OBJECTIVE: Osteoarthritis (OA) is one of the leading causes of pain and disability. Given the constraint in the provision of care, there is a need to develop and assess effectiveness of new treatment models. The objective was to compare satisfaction with and effectiveness of a new integrated multidisciplinary outpatient program with usual care in an outpatient clinic for patients with OA. METHODS: Patients with clinical OA referred to a rheumatology outpatient clinic were randomized to a 3.5-h multidisciplinary group-based educational program followed by individual consultations, or to usual care.
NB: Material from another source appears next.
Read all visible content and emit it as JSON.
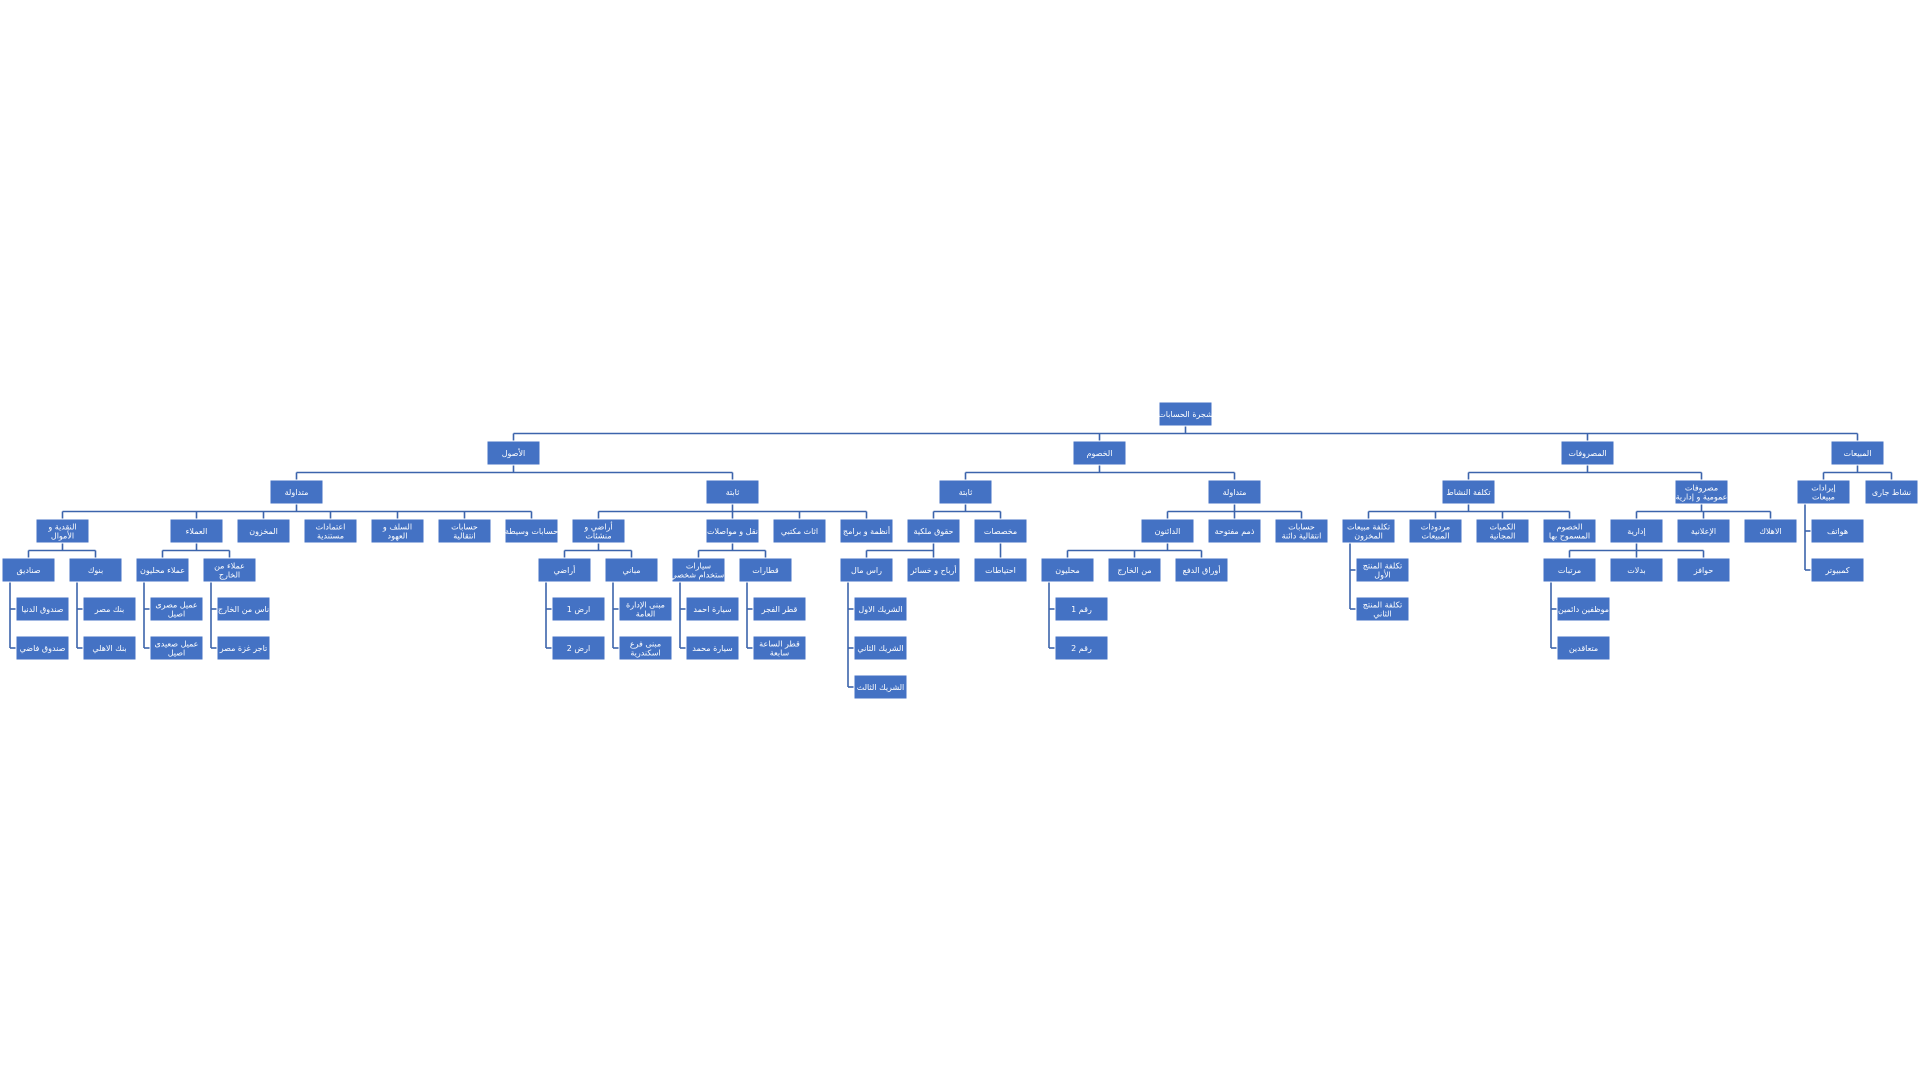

The primary outcome was satisfaction with the health service evaluated on a numerical rating scale (0 = extremely unsatisfied, 10 = extremely satisfied) after 4 months. Secondary outcomes included health-related quality of life measures. RESULTS: Of 391 patients, 86.4% (n = 338) were women, and mean age was 61.2 (SD 8.0) years. At 4 months, patients who received integrated multidisciplinary care were significantly more satisfied with the health service compared with controls, with a mean difference of -1.05 (95% CI -1.68 to -0.43, p textless 0.001). Among secondary outcomes, only self-efficacy with other symptoms scale (10-100) improved significantly in the multidisciplinary group compared with controls at 4 months (3.59, 95% CI 0.69-6.5, p = 0.02). At 12 months, the Australian/Canadian Hand Osteoarthritis Index pain (0-10) and fatigue scores (0-10) were slightly worse in the multidisciplinary group with differences of 0.38 (95% CI 0.06-0.71, p = 0.02) and 0.55 (95% CI 0.02-1.07, p = 0.04), respectively. CONCLUSION: Patients receiving an integrated multidisciplinary care model were more satisfied with healthcare than those receiving usual care, whereas there were no clinically relevant improvements in health outcomes.